Chilean Government announces changes to the Protected Borders Plan from November 1
People who enter Chile with a Pase de Movilidad (Mobility Pass) or vaccine homologation certificate will be able to stop isolating as soon as they receive a negative result from a PCR test taken in the country.
Additionally, it was announced that children under the age of six will be able to leave Chile through authorized airports, without needing a Mobility Pass. Upon returning to Chile, they and those who live with them must quarantine for seven days.
At an event held today at La Moneda Palace, Public Health Undersecretary Paula Daza and Tourism Undersecretary José Luis Uriarte announced changes to the Plan Fronteras Protegidas (Protected Borders Plan), which will come into effect from November 1.
The first change will allow everyone who enters Chile from November 1 with a Mobility Pass or vaccine homologation certificate to stop isolating as soon as they receive a negative result from a PCR test taken in the country. In addition, children under the age of six will be able to leave the country through authorized airports without a Mobility Pass from the same date. It is important to note that both children and those who live with them must quarantine for seven days on returning to Chile.
According to health authorities, the measure is based on the low incidence of positive cases among travelers and overall low rates of COVID-19 in Chile. Authorities have stated that only 0.7% of travelers who entered Chile via the Arturo Merino Benítez Airport between November 23, 2020, and September 30 of this year tested positive for COVID-19.
“The current epidemiological situation and the evolution of the Plan Paso a Paso (Step-by-Step Plan) have allowed us to modify the measures and restrictions set in the context of the pandemic,” Undersecretary Daza explained. She added that, during September, “over 89% of travelers with confirmed cases of COVID-19 who entered the country via Santiago’s airport were identified during the Búsqueda Activa de Casos (Active Case Search, BAC) conducted by health officials upon arrival, not during the subsequent monitoring period.”

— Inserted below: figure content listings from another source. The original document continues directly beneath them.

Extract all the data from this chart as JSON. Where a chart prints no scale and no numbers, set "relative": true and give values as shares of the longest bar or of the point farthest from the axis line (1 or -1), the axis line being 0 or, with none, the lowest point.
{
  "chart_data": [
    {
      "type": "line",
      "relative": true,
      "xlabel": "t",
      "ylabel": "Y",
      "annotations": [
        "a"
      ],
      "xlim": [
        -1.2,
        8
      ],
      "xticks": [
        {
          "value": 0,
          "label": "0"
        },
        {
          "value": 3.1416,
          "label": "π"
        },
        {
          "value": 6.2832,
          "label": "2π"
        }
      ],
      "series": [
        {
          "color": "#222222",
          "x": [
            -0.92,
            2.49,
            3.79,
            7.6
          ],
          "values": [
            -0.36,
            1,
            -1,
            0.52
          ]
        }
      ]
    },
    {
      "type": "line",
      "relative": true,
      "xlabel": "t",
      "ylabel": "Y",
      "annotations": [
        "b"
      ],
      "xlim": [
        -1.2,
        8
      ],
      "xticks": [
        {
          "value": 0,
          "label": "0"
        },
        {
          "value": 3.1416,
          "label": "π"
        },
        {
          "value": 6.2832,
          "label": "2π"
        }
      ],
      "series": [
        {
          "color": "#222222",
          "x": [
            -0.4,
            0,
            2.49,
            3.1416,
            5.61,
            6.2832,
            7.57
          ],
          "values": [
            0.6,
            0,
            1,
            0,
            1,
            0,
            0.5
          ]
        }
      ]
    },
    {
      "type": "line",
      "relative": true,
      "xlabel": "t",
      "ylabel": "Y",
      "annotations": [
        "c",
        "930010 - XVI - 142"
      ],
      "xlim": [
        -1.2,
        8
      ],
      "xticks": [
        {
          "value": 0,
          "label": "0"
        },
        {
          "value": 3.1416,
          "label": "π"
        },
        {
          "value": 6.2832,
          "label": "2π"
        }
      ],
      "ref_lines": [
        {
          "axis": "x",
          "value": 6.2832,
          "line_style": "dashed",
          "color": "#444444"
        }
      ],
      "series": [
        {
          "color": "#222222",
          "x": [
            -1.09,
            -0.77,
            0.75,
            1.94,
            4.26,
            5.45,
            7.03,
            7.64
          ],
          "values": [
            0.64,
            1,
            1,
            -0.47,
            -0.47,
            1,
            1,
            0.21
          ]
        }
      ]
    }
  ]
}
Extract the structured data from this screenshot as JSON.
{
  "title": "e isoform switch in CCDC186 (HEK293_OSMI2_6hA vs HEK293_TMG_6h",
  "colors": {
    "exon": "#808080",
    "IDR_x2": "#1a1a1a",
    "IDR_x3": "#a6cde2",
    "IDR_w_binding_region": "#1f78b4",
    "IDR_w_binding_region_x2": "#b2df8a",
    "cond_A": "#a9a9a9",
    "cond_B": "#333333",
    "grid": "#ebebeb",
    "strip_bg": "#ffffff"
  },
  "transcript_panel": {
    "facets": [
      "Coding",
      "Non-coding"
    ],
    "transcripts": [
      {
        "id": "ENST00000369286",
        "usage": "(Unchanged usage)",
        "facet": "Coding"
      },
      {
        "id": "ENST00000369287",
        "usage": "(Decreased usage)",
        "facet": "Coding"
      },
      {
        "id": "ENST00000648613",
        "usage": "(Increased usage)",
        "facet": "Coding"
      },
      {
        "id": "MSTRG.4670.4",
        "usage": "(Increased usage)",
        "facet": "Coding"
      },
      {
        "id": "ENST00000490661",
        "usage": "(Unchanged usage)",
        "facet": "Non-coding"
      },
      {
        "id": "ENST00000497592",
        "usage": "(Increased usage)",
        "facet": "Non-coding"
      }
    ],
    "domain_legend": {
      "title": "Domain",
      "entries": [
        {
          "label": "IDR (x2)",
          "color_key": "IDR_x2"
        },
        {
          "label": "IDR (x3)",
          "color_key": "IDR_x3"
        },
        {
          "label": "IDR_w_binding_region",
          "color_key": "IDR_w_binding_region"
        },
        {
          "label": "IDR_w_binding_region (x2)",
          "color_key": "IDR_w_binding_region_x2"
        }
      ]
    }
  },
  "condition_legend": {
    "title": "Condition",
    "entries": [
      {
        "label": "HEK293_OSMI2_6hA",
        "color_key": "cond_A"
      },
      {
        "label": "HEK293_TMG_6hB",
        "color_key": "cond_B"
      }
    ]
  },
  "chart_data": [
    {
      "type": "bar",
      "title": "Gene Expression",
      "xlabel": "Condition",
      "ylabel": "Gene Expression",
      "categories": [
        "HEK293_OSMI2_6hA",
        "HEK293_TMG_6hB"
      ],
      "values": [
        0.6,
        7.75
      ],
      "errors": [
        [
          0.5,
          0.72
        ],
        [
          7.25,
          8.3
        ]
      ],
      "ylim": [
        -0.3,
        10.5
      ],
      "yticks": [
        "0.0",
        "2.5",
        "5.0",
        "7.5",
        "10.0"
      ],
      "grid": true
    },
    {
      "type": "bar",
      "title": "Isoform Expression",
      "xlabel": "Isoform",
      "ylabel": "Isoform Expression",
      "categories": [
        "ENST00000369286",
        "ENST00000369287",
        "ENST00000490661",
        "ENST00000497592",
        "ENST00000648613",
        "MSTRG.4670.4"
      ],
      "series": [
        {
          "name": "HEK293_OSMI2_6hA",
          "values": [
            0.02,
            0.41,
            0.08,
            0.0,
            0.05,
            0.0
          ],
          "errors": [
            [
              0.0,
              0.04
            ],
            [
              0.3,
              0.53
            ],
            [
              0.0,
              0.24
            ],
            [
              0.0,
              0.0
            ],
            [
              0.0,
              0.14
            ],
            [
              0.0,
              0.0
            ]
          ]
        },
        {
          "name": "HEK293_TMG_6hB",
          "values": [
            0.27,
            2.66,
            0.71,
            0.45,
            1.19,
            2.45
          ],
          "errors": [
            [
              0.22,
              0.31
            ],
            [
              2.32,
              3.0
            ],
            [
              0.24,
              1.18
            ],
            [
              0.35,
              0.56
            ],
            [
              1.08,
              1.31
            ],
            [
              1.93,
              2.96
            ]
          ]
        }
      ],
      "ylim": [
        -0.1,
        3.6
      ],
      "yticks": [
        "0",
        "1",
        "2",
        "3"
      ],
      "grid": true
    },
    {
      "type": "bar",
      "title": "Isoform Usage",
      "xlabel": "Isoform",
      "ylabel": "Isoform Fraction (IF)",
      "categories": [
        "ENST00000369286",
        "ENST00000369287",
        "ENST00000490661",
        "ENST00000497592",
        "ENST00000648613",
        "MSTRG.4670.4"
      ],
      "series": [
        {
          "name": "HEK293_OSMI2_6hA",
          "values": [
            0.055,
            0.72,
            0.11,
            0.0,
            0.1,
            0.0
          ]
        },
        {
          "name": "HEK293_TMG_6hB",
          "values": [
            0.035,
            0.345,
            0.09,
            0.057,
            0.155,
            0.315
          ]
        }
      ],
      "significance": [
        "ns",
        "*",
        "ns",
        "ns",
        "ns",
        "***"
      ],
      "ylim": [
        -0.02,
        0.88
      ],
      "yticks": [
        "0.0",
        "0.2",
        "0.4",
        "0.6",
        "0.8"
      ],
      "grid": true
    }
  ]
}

Undersecretary Uriarte highlighted the move to make the Protected Borders Plan more flexible, stating, “this is very good news for tourism. Not only we will be able to keep reactivating internal tourism, as we have done over the past few months, but also receptive tourism.”
Undersecretary Uriarte emphasized the importance of the vaccine homologation process, explaining, “it does not end with the simple fact of applying. It is important to wait until it has been accepted. Only then can a traveler depart for Chile and only then will they be allowed to enter the country. Once they arrive, we will take all public health precautions. We will require them to present the Mobility Pass once it is active, as we do for all Chileans. We are happy with the progress made, but we want to keep being responsible so that we can keep moving forward towards greater reactivation, particularly as we approach tourist season.”
Authorities indicate that requirements for entering the country remain unchanged. Chileans and foreign residents who enter through any of the three authorized airports must provide an Affidavit for Travelers (C19), which can be completed up to 48 hours before boarding. They must also show a negative PCR test given less than 72 hours before departing for Chile.
Non-resident foreigners must validate their vaccination scheme at mevacuno.gob.cl, provide an affidavit completed up to 48 hours before boarding at www.c19.cl, show a negative PCR test given less than 72 hours before departing for Chile and prove that they have medical insurance with minimum coverage of US$30,000.
Finally, everyone who enters Chile must undergo a period of traveler monitoring, reporting their location and health status for ten days. They must also be willing to submit to BAC tests at the airport and/or during the monitoring period.